When it comes to Amazon's respect for its workers' safety, let's start
here:
[…] a warehouse employee contacted the Occupational Safety and Health Administration on June 2 to report that the heat index in the warehouse had reached 102 degrees, and that 15 workers had collapsed. The employee also said workers who were sent home because of the heat received disciplinary points.
At what point does a company think they have a problem? Now, I am not expecting a warehouse to be air-conditioned to a comfortable 75 degrees. But 102? That is acceptable? Even when I was in the Army, work stopped on post when heat and humidity combined to a certain level.
The Morning Call, a daily newspaper in Allentown, Pa., delivered a grim picture last weekend about what it is like to work in the local Amazon warehouse, sorting material for delivery to millions of eager customers. In eastern Pennsylvania, like just about everywhere else, jobs are lacking, and Amazon is one of the few places that is hiring. Many workers are brought on by a staffing company as temporary workers ("Are you interested in working in a fun, fast-paced atmosphere earning up to $12.25 per hour?" the ad asks.) This transient status gives them little incentive to complain, even as the heat boiled upward over the summer. The result was an environment that, one employee told the paper, resembled "working in a convection oven while blow-drying your hair."
Amazon could presumably afford to hire permanent workers; however, why pay a worker and provide benefits? That would just cut into profits. Heaven forbid profits get cut in any way.

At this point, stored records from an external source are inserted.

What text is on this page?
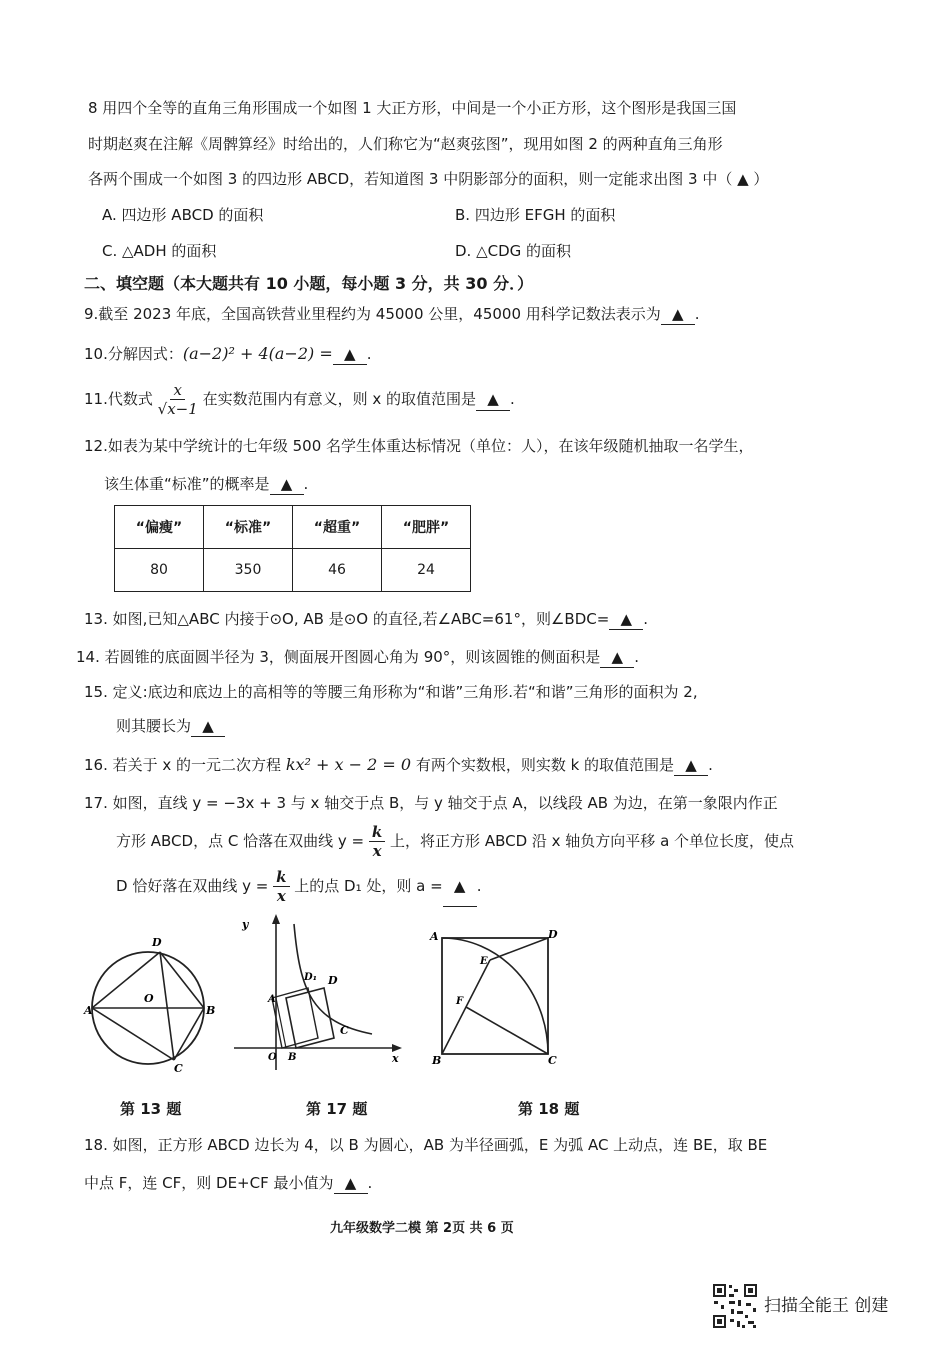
8 用四个全等的直角三角形围成一个如图 1 大正方形，中间是一个小正方形，这个图形是我国三国
时期赵爽在注解《周髀算经》时给出的，人们称它为“赵爽弦图”，现用如图 2 的两种直角三角形
各两个围成一个如图 3 的四边形 ABCD，若知道图 3 中阴影部分的面积，则一定能求出图 3 中（ ▲ ）
A. 四边形 ABCD 的面积	B. 四边形 EFGH 的面积
C. △ADH 的面积	D. △CDG 的面积
二、填空题（本大题共有 10 小题，每小题 3 分，共 30 分．）
9.截至 2023 年底，全国高铁营业里程约为 45000 公里，45000 用科学记数法表示为 ▲ .
10.分解因式：(a−2)² + 4(a−2) = ▲ .
11.代数式 $\frac{x}{√x-1}$ 在实数范围内有意义，则 x 的取值范围是 ▲ .
12.如表为某中学统计的七年级 500 名学生体重达标情况（单位：人），在该年级随机抽取一名学生，
该生体重“标准”的概率是 ▲ .
“偏瘦”	“标准”	“超重”	“肥胖”
80	350	46	24
13. 如图,已知△ABC 内接于⊙O, AB 是⊙O 的直径,若∠ABC=61°，则∠BDC= ▲ .
14. 若圆锥的底面圆半径为 3，侧面展开图圆心角为 90°，则该圆锥的侧面积是 ▲ .
15. 定义:底边和底边上的高相等的等腰三角形称为“和谐”三角形.若“和谐”三角形的面积为 2,
则其腰长为 ▲
16. 若关于 x 的一元二次方程 kx² + x − 2 = 0 有两个实数根，则实数 k 的取值范围是 ▲ .
17. 如图，直线 y = −3x + 3 与 x 轴交于点 B，与 y 轴交于点 A，以线段 AB 为边，在第一象限内作正
方形 ABCD，点 C 恰落在双曲线 $y = \frac{k}{x}$ 上，将正方形 ABCD 沿 x 轴负方向平移 a 个单位长度，使点
D 恰好落在双曲线 $y = \frac{k}{x}$ 上的点 D₁ 处，则 a = ▲ .
D
A
O
B
C
y
D₁ D
A
C
O B	x
A	D
E
F
B	C
第 13 题	第 17 题	第 18 题
18. 如图，正方形 ABCD 边长为 4，以 B 为圆心，AB 为半径画弧，E 为弧 AC 上动点，连 BE，取 BE
中点 F，连 CF，则 DE+CF 最小值为 ▲ .
九年级数学二模 第 2页 共 6 页
扫描全能王 创建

Eight days later [...] an emergency room doctor at a local hospital saw enough Amazon employees suffering from heat-related injuries to call OSHA and report "an unsafe environment."
So many ambulances responded to medical assistance calls at the warehouse during a heat wave in May […] that the retailer paid Cetronia Ambulance Corps to have paramedics and ambulances stationed outside the warehouse during several days of excess heat over the summer. About 15 people were taken to hospitals, while 20 or 30 more were treated right there […]
The Occupational Safety and Health Administration "investigated conditions at the warehouse, [and] told Amazon that the way the warehouse was run had 'the potential to adversely impact' employee safety and health." Really, it took OSHA to tell them that? I would think the fact that people were passing out and that ambulances had to be on station would have been the first clue!
This type of work environment is exactly why unions are necessary. I hope a union somewhere is looking at Amazon’s warehouse and planning on organizing the workers.
Oh, and to show what is really important, the article where I saw this story ran with this to close:
Investors were undaunted; in the challenging Internet economy, this is the exact way they want companies to be run. On a down day for the market, the retailer's stock rose $2.39 on Monday to a new high of $241.69, giving Amazon a market value of $110 billion.
People are collapsing on the warehouse floor from heat exhaustion and we get a paragraph on how this is not impacting the stock price … (I will stop there before I run with words that I won’t let my son say).
I highly recommend that you read the entire article at The Morning Call. This is not just about a few hot days in a warehouse. This is about deplorable treatment of employees.